Tofacitinib Reverses Plaque Psoriasis in Alopecia Universalis Patient

June 26, 2014
Jacquelyn Gray

Although tofacitinib is typically used to treat rheumatoid arthritis, researchers at Yale University discovered the drug effectively reversed alopecia universalis in a patient with plaque psoriasis.

Although tofacitinib is typically used to treat rheumatoid arthritis (RA), researchers at Yale University discovered the drug effectively reversed alopecia universalis (AU) in a patient with plaque psoriasis.

For their study published in the Journal of Investigative Dermatology, dermatologists Brittany G. Craiglow and Brett A. King prescribed tofacitinib to a 25-year-old male whose alopecia areata (AA) was diagnosed at age 2 and progressed to AU by age 18. Hair growth was only observed in the plaques on his head.

According to a statement provided by Yale University, AU, which is considered to be incurable and untreatable, prevents affected patients from growing any body hair.

To determine tofacitinib’s effectiveness in AU, the researchers instructed the patient to take 5 mg of the drug twice-daily for 2-month period, after which the daily dosage was increased to 15 mg.

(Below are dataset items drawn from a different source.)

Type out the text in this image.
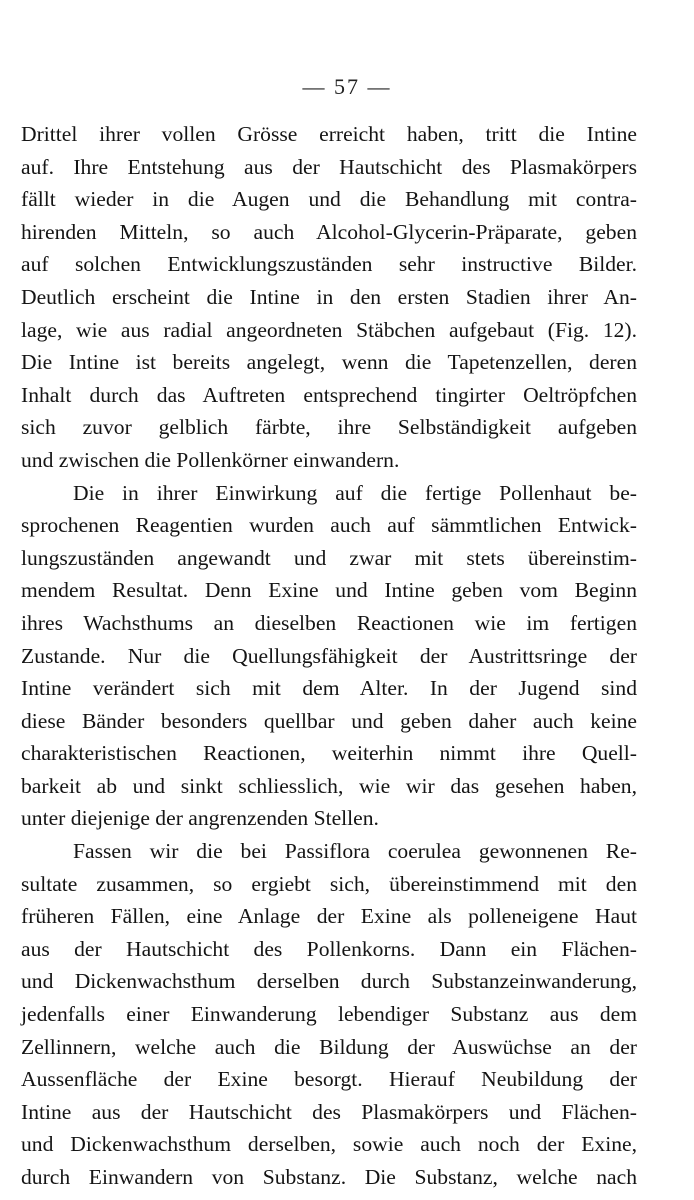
— 57 —
Drittel ihrer vollen Grösse erreicht haben, tritt die Intine
auf. Ihre Entstehung aus der Hautschicht des Plasmakörpers
fällt wieder in die Augen und die Behandlung mit contra-
hirenden Mitteln, so auch Alcohol-Glycerin-Präparate, geben
auf solchen Entwicklungszuständen sehr instructive Bilder.
Deutlich erscheint die Intine in den ersten Stadien ihrer An-
lage, wie aus radial angeordneten Stäbchen aufgebaut (Fig. 12).
Die Intine ist bereits angelegt, wenn die Tapetenzellen, deren
Inhalt durch das Auftreten entsprechend tingirter Oeltröpfchen
sich zuvor gelblich färbte, ihre Selbständigkeit aufgeben
und zwischen die Pollenkörner einwandern.
Die in ihrer Einwirkung auf die fertige Pollenhaut be-
sprochenen Reagentien wurden auch auf sämmtlichen Entwick-
lungszuständen angewandt und zwar mit stets übereinstim-
mendem Resultat. Denn Exine und Intine geben vom Beginn
ihres Wachsthums an dieselben Reactionen wie im fertigen
Zustande. Nur die Quellungsfähigkeit der Austrittsringe der
Intine verändert sich mit dem Alter. In der Jugend sind
diese Bänder besonders quellbar und geben daher auch keine
charakteristischen Reactionen, weiterhin nimmt ihre Quell-
barkeit ab und sinkt schliesslich, wie wir das gesehen haben,
unter diejenige der angrenzenden Stellen.
Fassen wir die bei Passiflora coerulea gewonnenen Re-
sultate zusammen, so ergiebt sich, übereinstimmend mit den
früheren Fällen, eine Anlage der Exine als polleneigene Haut
aus der Hautschicht des Pollenkorns. Dann ein Flächen-
und Dickenwachsthum derselben durch Substanzeinwanderung,
jedenfalls einer Einwanderung lebendiger Substanz aus dem
Zellinnern, welche auch die Bildung der Auswüchse an der
Aussenfläche der Exine besorgt. Hierauf Neubildung der
Intine aus der Hautschicht des Plasmakörpers und Flächen-
und Dickenwachsthum derselben, sowie auch noch der Exine,
durch Einwandern von Substanz. Die Substanz, welche nach
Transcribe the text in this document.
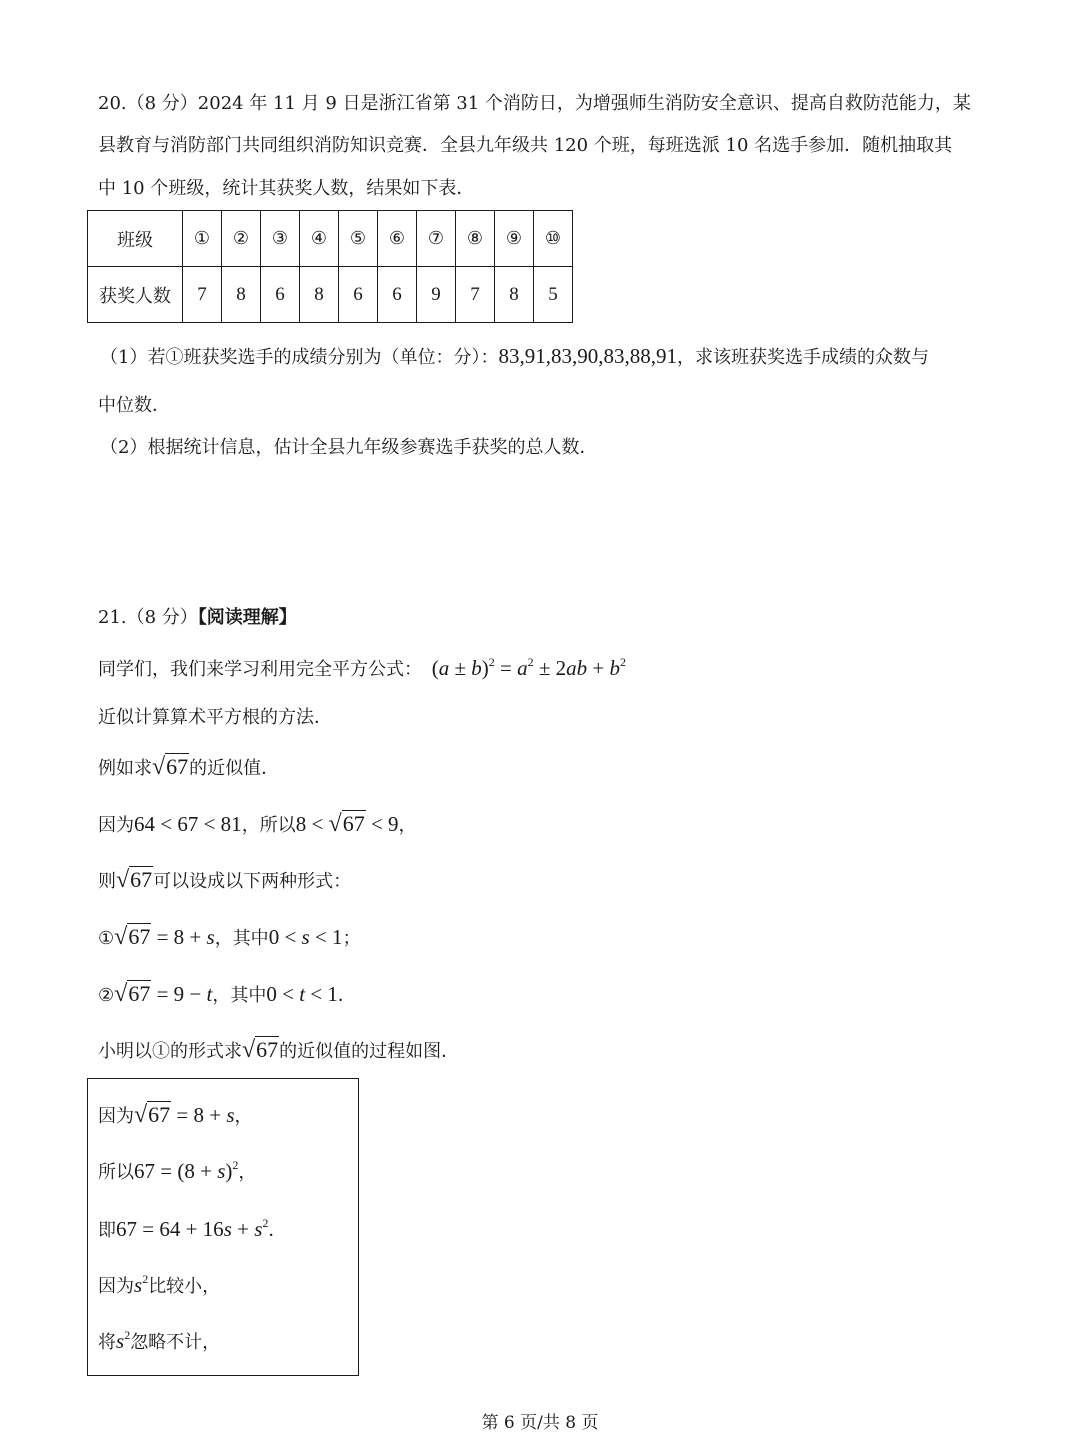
20.（8 分）2024 年 11 月 9 日是浙江省第 31 个消防日，为增强师生消防安全意识、提高自救防范能力，某
县教育与消防部门共同组织消防知识竞赛．全县九年级共 120 个班，每班选派 10 名选手参加．随机抽取其
中 10 个班级，统计其获奖人数，结果如下表．
班级	①	②	③	④	⑤	⑥	⑦	⑧	⑨	⑩
获奖人数	7	8	6	8	6	6	9	7	8	5
（1）若①班获奖选手的成绩分别为（单位：分）：83,91,83,90,83,88,91，求该班获奖选手成绩的众数与
中位数．
（2）根据统计信息，估计全县九年级参赛选手获奖的总人数．
21.（8 分）【阅读理解】
同学们，我们来学习利用完全平方公式： $(a \pm b)^2 = a^2 \pm 2ab + b^2$
近似计算算术平方根的方法．
例如求√67的近似值．
因为64 < 67 < 81，所以8 < √67 < 9，
则√67可以设成以下两种形式：
①√67 = 8 + s，其中0 < s < 1；
②√67 = 9 − t，其中0 < t < 1．
小明以①的形式求√67的近似值的过程如图．
因为√67 = 8 + s，
所以$67 = (8 + s)^2$，
即$67 = 64 + 16s + s^2$．
因为$s^2$比较小，
将$s^2$忽略不计，
第 6 页/共 8 页
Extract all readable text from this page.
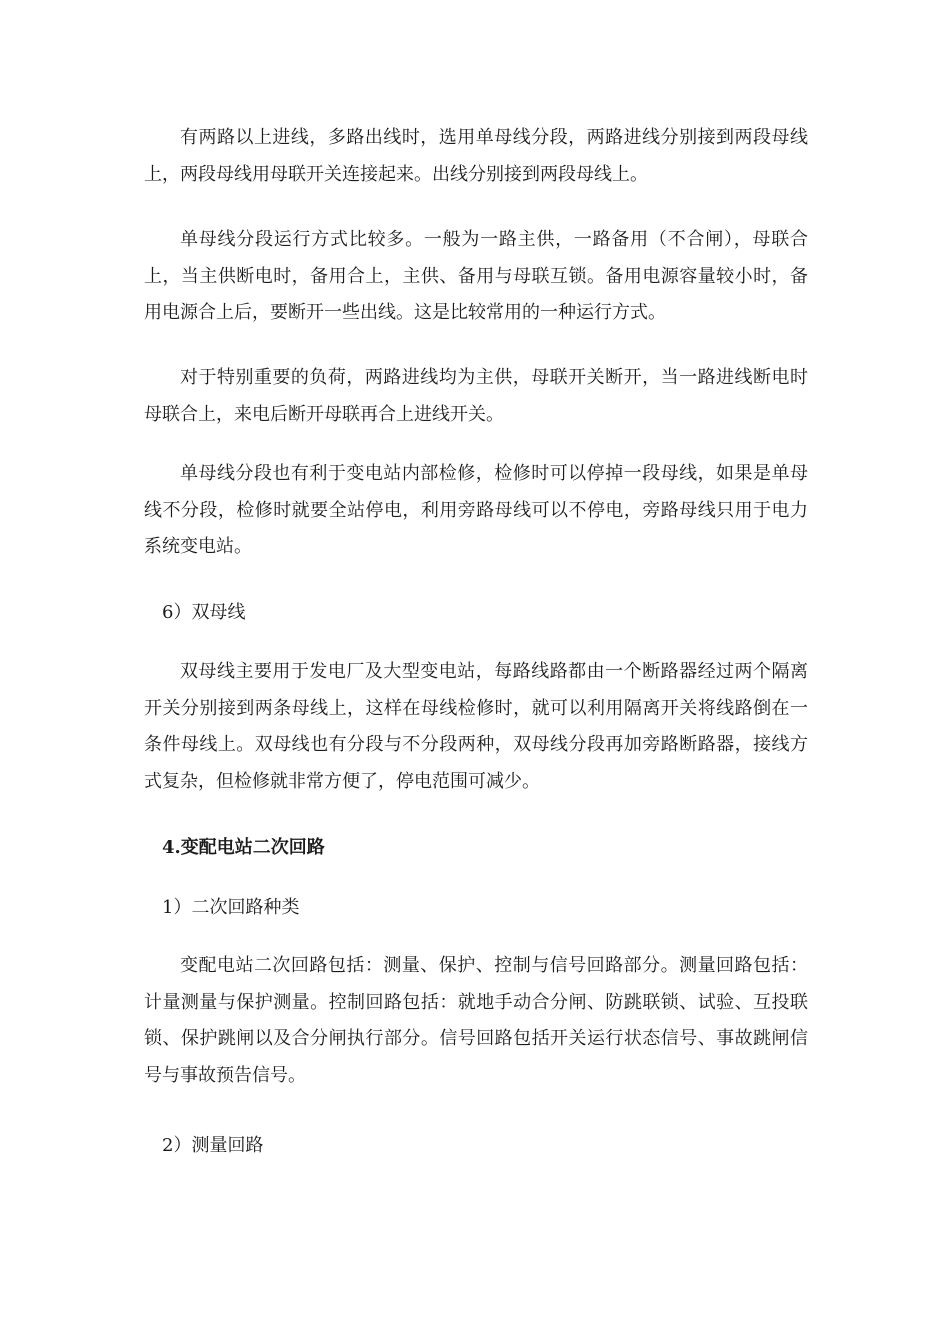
有两路以上进线，多路出线时，选用单母线分段，两路进线分别接到两段母线上，两段母线用母联开关连接起来。出线分别接到两段母线上。

单母线分段运行方式比较多。一般为一路主供，一路备用（不合闸），母联合上，当主供断电时，备用合上，主供、备用与母联互锁。备用电源容量较小时，备用电源合上后，要断开一些出线。这是比较常用的一种运行方式。

对于特别重要的负荷，两路进线均为主供，母联开关断开，当一路进线断电时母联合上，来电后断开母联再合上进线开关。

单母线分段也有利于变电站内部检修，检修时可以停掉一段母线，如果是单母线不分段，检修时就要全站停电，利用旁路母线可以不停电，旁路母线只用于电力系统变电站。

6）双母线

双母线主要用于发电厂及大型变电站，每路线路都由一个断路器经过两个隔离开关分别接到两条母线上，这样在母线检修时，就可以利用隔离开关将线路倒在一条件母线上。双母线也有分段与不分段两种，双母线分段再加旁路断路器，接线方式复杂，但检修就非常方便了，停电范围可减少。

4.变配电站二次回路

1）二次回路种类

变配电站二次回路包括：测量、保护、控制与信号回路部分。测量回路包括：计量测量与保护测量。控制回路包括：就地手动合分闸、防跳联锁、试验、互投联锁、保护跳闸以及合分闸执行部分。信号回路包括开关运行状态信号、事故跳闸信号与事故预告信号。

2）测量回路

Despite the incurable status of AU, the patient began to grow scalp and facial hair after 2 months of treatment. By 3 months, the investigators reported the subject’s scalp hair had grown back completely, and after 8 months, he experienced full hair regrowth with no side effects. However, the patient did not grow hair on his arms and legs, which he claimed was naturally sparse prior to his AU diagnosis.

Nevertheless, the investigators reported the patient saw limited improvement to his psoriasis. Though they claimed increasing the dose of tocacitinib could fully treat the psoriasis, they noted “the patient is so pleased with the regrowth of his hair that he has chosen to continue at the present dose.”

In the statement, King touted tocacitinib as the first successful pathogenesis-based therapy for AU. Going forward, King recommended supplementary clinical trials to deduce the drug’s effect on AA and its variants, as well as pinpoint other successful Janus kinase (JAK) inhibitors.

“This is a huge step forward in the treatment of patients with this condition,” King commented. “While it’s one case, we anticipated the successful treatment of this man based on our current understanding of the disease and the drug. We believe the same results will be duplicated in other patients, and we plan to try.”